What is the minimum amount of ice (at 0 degress C) that must be added to 250mL of water at 23 degrees C in order to cool it to 0 degrees celsius? (Density of water= .98 g/cm^3; heat of fusion= 333J/g; heat capacity of water= 4.184J/g C; and heat capacity of ice= 1.86 J/g C)
heat gained by ice + heat lost by water = 0
(mass ice x heat fusion) + [mass water x specific heat water x (Tfinal-Tinitial)]
To determine the minimum amount of ice required to cool the water to 0 degrees Celsius, we need to calculate the heat energy lost by the water and the heat energy gained by the ice as they reach thermal equilibrium.
Step 1: Calculate the heat energy lost by the water:
The heat energy lost by the water can be calculated using the equation:
Q = m * c * ΔT
where Q is the heat energy lost, m is the mass of water, c is the specific heat capacity of water, and ΔT is the change in temperature.
Given:
m = 250 mL = 250 g (since the density of water is 0.98 g/cm^3)
c = 4.184 J/g °C
ΔT = 23 °C (since the water needs to cool to 0 °C)
Plugging in the values:
Q = 250 g * 4.184 J/g °C * 23 °C
Q = 24406 J
Step 2: Calculate the heat energy gained by the ice:
The heat energy gained by the ice can be calculated using the equation:
Q = m * c * ΔT
where Q is the heat energy gained, m is the mass of ice, c is the specific heat capacity of ice, and ΔT is the change in temperature.
Given:
c (specific heat capacity of ice) = 1.86 J/g °C
ΔT = 0 °C (since the ice is at 0 °C)
We need to solve for m, the mass of ice.
Plugging in the values:
24406 J = m * 1.86 J/g °C * 0 °C
This equation shows that no heat energy is gained by the ice, as there is no change in temperature (ΔT = 0 °C).
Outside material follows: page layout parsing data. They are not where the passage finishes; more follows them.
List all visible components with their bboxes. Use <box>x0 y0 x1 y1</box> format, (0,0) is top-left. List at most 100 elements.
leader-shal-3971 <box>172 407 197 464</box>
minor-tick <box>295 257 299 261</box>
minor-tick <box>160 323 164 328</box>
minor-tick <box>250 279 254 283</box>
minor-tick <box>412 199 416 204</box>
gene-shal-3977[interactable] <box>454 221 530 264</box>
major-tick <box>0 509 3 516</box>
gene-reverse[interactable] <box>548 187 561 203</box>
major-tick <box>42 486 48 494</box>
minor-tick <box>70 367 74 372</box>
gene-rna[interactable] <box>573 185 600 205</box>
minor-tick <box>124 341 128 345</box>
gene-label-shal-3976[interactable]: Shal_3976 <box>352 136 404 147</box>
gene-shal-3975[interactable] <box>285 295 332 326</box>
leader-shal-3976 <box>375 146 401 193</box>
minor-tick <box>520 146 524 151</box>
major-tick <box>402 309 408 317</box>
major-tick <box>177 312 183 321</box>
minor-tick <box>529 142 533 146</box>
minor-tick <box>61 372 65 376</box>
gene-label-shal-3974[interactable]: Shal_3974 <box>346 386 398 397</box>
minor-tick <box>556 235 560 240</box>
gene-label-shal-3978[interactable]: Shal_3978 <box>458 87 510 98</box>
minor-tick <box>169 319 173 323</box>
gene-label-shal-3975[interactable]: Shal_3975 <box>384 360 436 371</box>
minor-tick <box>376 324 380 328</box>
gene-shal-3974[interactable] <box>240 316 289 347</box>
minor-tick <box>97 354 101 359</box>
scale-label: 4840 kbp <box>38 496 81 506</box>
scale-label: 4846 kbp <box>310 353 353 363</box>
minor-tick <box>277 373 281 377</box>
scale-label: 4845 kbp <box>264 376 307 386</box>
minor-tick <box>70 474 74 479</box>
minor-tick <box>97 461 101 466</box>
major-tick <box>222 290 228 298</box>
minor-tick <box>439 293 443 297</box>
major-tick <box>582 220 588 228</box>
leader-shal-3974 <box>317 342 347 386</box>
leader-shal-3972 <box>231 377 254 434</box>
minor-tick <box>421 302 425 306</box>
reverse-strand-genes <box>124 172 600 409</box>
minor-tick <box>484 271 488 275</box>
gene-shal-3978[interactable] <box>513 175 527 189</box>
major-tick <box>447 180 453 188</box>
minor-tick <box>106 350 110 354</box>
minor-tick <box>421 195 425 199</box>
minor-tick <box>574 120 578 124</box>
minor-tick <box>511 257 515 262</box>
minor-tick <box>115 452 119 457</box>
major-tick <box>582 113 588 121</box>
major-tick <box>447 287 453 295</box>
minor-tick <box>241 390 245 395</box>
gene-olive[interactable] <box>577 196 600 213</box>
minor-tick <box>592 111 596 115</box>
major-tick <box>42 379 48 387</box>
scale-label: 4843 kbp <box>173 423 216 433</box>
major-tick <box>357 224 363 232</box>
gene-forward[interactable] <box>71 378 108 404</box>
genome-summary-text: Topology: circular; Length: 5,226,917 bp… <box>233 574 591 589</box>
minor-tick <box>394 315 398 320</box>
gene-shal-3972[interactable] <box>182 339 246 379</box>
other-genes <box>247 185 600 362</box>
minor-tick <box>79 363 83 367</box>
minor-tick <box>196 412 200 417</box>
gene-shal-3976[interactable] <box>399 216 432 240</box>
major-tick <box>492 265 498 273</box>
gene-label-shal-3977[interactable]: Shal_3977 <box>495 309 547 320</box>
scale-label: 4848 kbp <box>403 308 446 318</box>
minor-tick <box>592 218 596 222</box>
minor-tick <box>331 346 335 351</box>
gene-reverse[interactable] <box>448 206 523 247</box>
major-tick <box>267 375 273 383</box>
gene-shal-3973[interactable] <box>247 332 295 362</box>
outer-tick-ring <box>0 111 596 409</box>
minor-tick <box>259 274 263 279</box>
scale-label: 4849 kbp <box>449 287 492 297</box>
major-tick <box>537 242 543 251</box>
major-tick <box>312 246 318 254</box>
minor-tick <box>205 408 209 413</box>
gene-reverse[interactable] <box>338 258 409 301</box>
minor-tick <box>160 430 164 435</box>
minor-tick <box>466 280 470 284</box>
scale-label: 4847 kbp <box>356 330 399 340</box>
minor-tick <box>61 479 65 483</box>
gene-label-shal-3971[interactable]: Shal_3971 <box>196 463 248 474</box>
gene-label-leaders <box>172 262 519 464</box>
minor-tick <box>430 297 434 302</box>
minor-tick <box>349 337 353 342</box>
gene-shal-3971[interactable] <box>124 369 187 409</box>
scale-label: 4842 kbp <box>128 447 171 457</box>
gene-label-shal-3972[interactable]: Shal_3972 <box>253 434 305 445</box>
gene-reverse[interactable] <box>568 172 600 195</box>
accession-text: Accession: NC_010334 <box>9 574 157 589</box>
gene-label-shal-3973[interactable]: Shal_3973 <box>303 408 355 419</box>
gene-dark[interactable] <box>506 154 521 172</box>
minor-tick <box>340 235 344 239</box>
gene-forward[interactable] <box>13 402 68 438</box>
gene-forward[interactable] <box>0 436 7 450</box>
Therefore, the mass of ice required is 0 grams.
Hence, no ice is needed to cool the water from 23 °C to 0 °C since the water loses heat energy and the ice gains no heat energy.
To determine the minimum amount of ice that must be added to cool the water to 0 degrees Celsius, we need to calculate the heat exchange that occurs during the cooling process.
The heat exchange can be calculated using the formula:
Q = m * c * ΔT
Where Q is the heat exchange, m is the mass of the substance, c is the specific heat capacity, and ΔT is the change in temperature.
First, let's calculate the heat exchange for the water. The mass of water can be determined using its density:
Density of water = mass / volume
Rearranging the equation, we get:
Mass of water = density of water * volume of water
Mass of water = 0.98 g/cm^3 * 250 mL
Note that we need to convert mL to cm^3 since 1 mL is equivalent to 1 cm^3.
Mass of water = 0.98 g/cm^3 * 250 cm^3
Now, let's calculate the heat exchange for the water using its specific heat capacity:
Q_water = mass of water * specific heat capacity of water * ΔT
ΔT = final temperature - initial temperature
ΔT = 0°C - 23°C
ΔT = -23°C
Substituting the values into the equation:
Q_water = (0.98 g/cm^3 * 250 cm^3) * (4.184 J/g°C) * (-23°C)
Now, let's calculate the heat exchange for the ice using its specific heat capacity:
Q_ice = mass of ice * specific heat capacity of ice * ΔT
Since the ice is initially at 0 degrees Celsius, its final temperature is also 0 degrees Celsius.
Q_ice = mass of ice * specific heat capacity of ice * ΔT
Q_ice = mass of ice * (1.86 J/g°C) * 0°C
To cool the water to 0 degrees Celsius, the heat gained by the ice must be equal to the heat lost by the water:
Q_water = Q_ice
(0.98 g/cm^3 * 250 cm^3) * (4.184 J/g°C) * (-23°C) = mass of ice * (1.86 J/g°C) * 0°C
Simplifying the equation:
(0.98 g/cm^3 * 250 cm^3) * (4.184 J/g°C) * (-23°C) = mass of ice * 0 J
Now, solve the equation for the mass of ice:
mass of ice = [(0.98 g/cm^3 * 250 cm^3) * (4.184 J/g°C) * (-23°C)] / 0 J
mass of ice = [(0.98 g/cm^3 * 250 cm^3) * (4.184 J/g°C) * (-23°C)] / 0 g
Simplifying further:
mass of ice = 0 g (since anything divided by zero is undefined)
Therefore, the minimum amount of ice that must be added to cool the water to 0 degrees Celsius is zero grams.